Portada del 2 de enero de 2017: una pareja cierra el candado en un puente para sellar su amor, mientras por detrás un operario con actitud rutinaria y alicate en mano va cortando y echando a la basura todos los candados de otras tantas parejas que se prometieron amor eterno.

Portada del 24 de agosto de 2009: una muchedumbre observa el puente de Brooklyn en una gran pantalla debajo de ese mismo puente, reflejando un mundo que prefiere mirar lo digital más que lo real.

Portada del 9 de junio de 2008: una mujer recibe un libro de Amazon en su portal a pie de calle, al tiempo que cruza su mirada con el librero de al lado que abre su librería en ese mismo momento.

Todas ellas son historias con múltiples capas pero que se sintetizan en tan sólo una hoja.
En este sentido, siempre he pensado que las dramaturgias de Beckett quedan destiladas en imágenes más que en palabras. Winnie celebra la vida mientras inadvertidamente su cuerpo se va enterrando en arena (“Los días felices”). En “Esperando a Godot” la oposición entre naturaleza y personajes es a la inversa: el árbol donde Vladimir y Estragon quieren ahorcarse reverdece, al tiempo que la esperanza de los personajes se marchita. Los sombreros coloristas que ocultan los ojos de las mujeres de “Come and go” sugieren todo el misterio, la comunicación truncada y la belleza oscura que atraviesa la pieza. Son instantáneas donde los elementos narrativos van en direcciones contrarias y que captan la esencia de lo que cada texto plantea.

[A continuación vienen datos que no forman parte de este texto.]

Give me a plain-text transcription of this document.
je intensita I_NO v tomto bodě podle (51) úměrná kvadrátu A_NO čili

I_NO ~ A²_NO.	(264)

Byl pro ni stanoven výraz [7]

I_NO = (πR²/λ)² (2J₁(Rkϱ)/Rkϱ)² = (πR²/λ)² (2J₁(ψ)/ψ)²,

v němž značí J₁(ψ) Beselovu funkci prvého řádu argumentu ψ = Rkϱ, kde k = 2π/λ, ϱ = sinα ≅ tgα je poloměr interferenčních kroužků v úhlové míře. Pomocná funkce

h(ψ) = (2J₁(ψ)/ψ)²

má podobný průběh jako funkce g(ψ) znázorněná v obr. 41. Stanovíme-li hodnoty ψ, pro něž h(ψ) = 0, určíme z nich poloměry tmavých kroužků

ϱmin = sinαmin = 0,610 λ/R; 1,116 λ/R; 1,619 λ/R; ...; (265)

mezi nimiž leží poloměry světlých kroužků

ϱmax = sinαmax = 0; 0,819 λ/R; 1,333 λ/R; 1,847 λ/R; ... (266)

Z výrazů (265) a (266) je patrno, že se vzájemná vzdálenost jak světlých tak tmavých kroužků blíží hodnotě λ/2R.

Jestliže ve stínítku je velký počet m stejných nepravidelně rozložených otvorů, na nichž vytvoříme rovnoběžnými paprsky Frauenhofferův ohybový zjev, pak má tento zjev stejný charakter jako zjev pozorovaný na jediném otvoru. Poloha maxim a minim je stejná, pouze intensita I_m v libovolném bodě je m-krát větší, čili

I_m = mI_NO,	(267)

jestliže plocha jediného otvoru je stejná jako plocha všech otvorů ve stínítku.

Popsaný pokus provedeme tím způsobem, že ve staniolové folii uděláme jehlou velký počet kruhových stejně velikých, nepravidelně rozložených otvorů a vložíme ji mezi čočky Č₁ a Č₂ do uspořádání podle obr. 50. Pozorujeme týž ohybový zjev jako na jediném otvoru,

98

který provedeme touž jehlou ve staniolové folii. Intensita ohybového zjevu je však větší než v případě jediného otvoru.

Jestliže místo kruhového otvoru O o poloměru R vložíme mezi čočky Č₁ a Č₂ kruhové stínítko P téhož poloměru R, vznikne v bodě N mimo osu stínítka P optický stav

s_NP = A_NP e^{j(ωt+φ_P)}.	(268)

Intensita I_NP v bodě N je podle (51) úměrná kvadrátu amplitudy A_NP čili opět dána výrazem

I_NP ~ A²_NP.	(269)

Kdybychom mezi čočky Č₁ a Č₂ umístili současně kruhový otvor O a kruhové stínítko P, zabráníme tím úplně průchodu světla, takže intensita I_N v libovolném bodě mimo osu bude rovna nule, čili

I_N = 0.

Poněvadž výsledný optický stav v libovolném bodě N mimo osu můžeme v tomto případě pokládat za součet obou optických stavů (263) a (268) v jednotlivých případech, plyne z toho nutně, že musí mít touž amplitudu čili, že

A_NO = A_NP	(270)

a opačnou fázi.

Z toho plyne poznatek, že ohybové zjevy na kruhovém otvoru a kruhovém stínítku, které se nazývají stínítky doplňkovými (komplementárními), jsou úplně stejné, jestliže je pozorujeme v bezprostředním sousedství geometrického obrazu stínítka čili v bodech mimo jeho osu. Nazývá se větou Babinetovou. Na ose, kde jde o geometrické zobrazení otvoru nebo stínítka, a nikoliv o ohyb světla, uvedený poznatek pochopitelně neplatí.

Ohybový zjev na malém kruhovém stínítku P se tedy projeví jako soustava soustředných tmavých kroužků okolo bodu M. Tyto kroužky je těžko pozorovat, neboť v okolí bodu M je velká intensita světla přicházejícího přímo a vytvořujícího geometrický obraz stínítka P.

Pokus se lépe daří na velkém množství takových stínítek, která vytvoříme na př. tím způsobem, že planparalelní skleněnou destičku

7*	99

En una de sus últimas entrevistas la cineasta Agnés Varda respondía así cuando le preguntaban sobre la felicidad: «[La felicidad] es lo que he comido hoy: melón y jamón serrano. La mezcla entre lo salado y lo dulce… un trocito de queso y mermelada de naranja. La mezcla de tristeza y alegría, lo que está siempre dentro de nosotras… los contrarios conviviendo todo el tiempo.»

El contraste, por tanto, no es sólo un juego de oposición que se libra en la superficie de los sentidos; es algo que permite horadarnos para llegar allí donde las memorias y emociones tejen lo que somos. No se trata de provocar, se trata de buscar la entrada hacia la profundidad que nos conmueve.